This week’s TWD recipe is Irish Soda Bread, in celebration of Saint Patrick’s Day this past weekend (did you do anything fun?).
The bread gets its name from its use of, well what else, baking soda. As a researcher by day, I like to learn about the origin of different types of foods and how they evolved over time. According to this article, baking in Ireland has been influenced by two main factors. The first one being the Irish climate, which is much more temperate than other European countries and thus prevented hard wheats from growing properly. Hard wheats have high gluten content and are thus suitable for being raised with yeast. Soft wheats on the other hand do grow well in Ireland but contain less gluten than hard wheats (American all-purpose flour is a blend of hard and soft wheats). The second factor was the abundance of fuel such as firewood. This meant that every household could bake at home instead of using a communal oven.

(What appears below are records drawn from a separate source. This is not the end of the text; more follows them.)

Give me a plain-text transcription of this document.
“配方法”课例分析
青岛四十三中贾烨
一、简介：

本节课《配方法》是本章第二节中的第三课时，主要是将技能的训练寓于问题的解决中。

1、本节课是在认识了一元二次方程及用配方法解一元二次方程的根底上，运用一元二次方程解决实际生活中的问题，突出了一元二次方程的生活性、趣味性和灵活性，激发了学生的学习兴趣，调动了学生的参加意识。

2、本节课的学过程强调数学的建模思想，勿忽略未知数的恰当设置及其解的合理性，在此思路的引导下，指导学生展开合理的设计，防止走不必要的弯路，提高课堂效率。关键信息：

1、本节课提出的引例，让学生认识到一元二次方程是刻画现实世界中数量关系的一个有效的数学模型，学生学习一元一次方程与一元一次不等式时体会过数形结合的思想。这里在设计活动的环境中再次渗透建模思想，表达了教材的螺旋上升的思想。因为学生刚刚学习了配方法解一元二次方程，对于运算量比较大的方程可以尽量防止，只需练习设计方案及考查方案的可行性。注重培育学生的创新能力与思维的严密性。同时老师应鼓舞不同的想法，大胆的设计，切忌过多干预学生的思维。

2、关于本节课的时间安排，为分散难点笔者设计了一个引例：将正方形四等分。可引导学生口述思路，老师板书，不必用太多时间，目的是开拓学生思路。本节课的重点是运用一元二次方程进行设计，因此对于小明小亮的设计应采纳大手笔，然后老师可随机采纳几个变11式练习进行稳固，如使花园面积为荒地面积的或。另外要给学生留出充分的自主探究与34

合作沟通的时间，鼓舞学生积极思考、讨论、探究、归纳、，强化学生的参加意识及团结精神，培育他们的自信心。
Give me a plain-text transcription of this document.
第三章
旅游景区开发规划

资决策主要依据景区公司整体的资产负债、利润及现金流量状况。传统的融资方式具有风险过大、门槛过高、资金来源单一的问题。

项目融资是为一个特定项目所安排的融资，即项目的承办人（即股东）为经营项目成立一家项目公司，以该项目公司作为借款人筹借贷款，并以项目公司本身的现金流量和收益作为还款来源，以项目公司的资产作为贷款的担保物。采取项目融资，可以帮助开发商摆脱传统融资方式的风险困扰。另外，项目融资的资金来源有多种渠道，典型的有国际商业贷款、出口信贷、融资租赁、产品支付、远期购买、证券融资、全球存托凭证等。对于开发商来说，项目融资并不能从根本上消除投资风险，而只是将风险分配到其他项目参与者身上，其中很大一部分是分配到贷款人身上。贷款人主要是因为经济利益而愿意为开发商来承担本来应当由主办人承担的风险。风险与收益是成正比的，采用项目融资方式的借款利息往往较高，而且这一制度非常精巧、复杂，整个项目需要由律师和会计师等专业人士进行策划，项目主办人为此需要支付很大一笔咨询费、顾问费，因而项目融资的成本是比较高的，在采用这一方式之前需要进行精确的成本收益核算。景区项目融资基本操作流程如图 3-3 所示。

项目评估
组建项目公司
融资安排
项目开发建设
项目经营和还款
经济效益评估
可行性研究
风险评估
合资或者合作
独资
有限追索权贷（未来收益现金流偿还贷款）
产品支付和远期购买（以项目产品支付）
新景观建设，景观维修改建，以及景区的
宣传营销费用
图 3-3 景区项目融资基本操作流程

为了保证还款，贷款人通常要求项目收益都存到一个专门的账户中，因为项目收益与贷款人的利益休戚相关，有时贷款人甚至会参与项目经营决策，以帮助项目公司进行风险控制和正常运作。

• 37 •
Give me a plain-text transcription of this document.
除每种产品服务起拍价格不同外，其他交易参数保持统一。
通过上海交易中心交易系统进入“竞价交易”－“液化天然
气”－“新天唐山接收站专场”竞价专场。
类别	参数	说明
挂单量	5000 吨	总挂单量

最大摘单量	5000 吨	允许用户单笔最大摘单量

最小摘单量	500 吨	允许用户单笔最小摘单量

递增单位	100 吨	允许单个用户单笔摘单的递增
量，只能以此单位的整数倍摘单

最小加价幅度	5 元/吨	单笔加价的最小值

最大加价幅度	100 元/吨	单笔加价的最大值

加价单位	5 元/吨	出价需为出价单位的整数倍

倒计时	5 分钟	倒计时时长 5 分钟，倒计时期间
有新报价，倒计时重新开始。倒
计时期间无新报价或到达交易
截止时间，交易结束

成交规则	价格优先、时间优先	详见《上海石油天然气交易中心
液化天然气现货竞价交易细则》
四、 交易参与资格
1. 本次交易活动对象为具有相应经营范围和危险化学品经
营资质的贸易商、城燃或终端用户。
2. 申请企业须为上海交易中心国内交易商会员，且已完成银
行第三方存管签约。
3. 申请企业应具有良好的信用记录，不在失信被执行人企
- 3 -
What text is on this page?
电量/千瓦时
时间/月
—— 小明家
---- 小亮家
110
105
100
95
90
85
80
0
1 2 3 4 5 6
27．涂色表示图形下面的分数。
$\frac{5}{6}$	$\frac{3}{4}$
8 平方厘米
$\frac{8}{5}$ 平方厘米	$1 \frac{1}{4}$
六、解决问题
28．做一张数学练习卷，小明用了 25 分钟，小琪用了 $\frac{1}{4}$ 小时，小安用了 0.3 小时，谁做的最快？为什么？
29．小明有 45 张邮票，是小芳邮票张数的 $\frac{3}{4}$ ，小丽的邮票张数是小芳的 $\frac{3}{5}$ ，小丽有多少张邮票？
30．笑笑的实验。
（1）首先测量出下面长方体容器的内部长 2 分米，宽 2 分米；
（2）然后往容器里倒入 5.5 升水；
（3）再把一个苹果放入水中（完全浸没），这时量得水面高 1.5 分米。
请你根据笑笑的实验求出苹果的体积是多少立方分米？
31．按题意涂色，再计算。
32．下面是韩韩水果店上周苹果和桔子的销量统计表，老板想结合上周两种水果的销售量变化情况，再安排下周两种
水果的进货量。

These two factors contributed to the Irish baker using baking soda, or ‘bread soda’ in Ireland, as the main leavening agent. And traditionally this soda bread was baked in a pot (called a bastible) over the fire rather than in an oven. I also learned from this interesting interview with Irish chef Rory O’Connell that Irish soda bread in America is quite different from the one you can find in Ireland as the addition of butter and eggs, which is common in the U.S., would raise eyebrows over there.